Buchi di una sceneggiatura che glissa ad esempio sul matrimonio combinato all’età di 18 anni con Jashodaben, abbandonata a Vadnagar dopo tre anni per «viaggiare per l’Himalaya» e mai ufficialmente divorziata. Secondo il volume Narendra Modi: The Man. The Times pubblicato nel 2013 e firmato dal giornalista Nilanjan Mukhopadhyay, il matrimonio – mai consumato – tra Modi e Jashobaden rimase a lungo segreto per permettere al futuro primo ministro di fare carriera all’interno della Rashtriya Swayamsevak Sangh (Rss). Organizzazione paramilitare ultrahindu in cui Modi militò sin dall’età di otto anni e di cui divenne pracharak: militante a tempo pieno votato alla castità.
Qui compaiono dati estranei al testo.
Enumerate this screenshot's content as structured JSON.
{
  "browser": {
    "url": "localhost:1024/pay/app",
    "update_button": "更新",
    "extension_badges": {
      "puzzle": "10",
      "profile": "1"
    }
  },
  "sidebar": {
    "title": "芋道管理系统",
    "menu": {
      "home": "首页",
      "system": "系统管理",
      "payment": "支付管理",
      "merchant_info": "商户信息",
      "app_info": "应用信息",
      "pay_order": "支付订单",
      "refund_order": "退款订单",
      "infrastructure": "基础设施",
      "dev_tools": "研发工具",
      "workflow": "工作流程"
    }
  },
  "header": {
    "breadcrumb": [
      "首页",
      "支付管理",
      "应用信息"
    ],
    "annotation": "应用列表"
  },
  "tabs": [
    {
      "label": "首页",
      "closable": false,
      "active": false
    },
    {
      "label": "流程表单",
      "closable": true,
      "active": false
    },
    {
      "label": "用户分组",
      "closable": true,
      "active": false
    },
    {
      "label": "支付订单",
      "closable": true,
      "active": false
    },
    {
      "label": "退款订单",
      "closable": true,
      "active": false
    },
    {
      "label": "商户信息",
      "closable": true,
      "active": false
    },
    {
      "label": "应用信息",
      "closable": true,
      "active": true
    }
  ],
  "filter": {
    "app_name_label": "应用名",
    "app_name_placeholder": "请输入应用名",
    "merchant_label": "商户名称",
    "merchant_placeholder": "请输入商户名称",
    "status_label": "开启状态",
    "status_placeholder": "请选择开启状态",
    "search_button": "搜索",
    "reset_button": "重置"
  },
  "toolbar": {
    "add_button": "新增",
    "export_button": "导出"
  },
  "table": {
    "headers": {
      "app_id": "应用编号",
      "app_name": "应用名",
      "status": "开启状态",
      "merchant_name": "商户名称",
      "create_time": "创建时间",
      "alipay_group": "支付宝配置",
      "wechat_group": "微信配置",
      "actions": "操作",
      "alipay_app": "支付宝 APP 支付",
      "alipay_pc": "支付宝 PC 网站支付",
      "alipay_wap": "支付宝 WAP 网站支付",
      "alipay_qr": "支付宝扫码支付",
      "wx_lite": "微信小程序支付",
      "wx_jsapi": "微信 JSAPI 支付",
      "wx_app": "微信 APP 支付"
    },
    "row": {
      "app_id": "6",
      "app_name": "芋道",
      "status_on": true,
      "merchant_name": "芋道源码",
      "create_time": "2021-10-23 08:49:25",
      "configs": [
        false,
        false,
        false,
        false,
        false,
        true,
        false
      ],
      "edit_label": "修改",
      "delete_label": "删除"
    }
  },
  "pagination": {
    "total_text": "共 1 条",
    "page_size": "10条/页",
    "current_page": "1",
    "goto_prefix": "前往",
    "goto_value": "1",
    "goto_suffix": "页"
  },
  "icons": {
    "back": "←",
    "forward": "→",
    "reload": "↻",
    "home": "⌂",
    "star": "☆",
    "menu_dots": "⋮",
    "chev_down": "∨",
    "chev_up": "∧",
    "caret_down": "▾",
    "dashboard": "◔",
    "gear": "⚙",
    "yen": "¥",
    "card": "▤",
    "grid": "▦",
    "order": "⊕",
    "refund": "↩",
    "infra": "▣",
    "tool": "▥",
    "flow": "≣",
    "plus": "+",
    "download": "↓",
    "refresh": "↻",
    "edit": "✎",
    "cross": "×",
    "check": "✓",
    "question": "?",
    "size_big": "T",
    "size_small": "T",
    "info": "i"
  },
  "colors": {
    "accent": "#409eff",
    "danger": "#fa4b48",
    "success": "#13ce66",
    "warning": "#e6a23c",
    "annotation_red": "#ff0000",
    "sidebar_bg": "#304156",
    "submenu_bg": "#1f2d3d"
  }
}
PIÙ CHE IL PUNTO DI ARRIVO di un’esistenza predestinata all’opera messianica di salvatore dell’India, Modi rappresenta il successo del progetto politico intollerante e suprematista dell’Rss: guadagnare il vertice del potere repubblicano per trasformare l’India in un hindu rashtra, una nazione degli hindu, per gli hindu, governata da hindu, dove gli altri non sono benvenuti.

Ecco allora cosa ci racconta la mitopoiesi modiana. Un Paese che festeggia i 70 anni dell’amato leader sulle macerie di un’India stremata, sfigurata e vilipesa. Ma, chissà per quanto, ancora non sconfitta.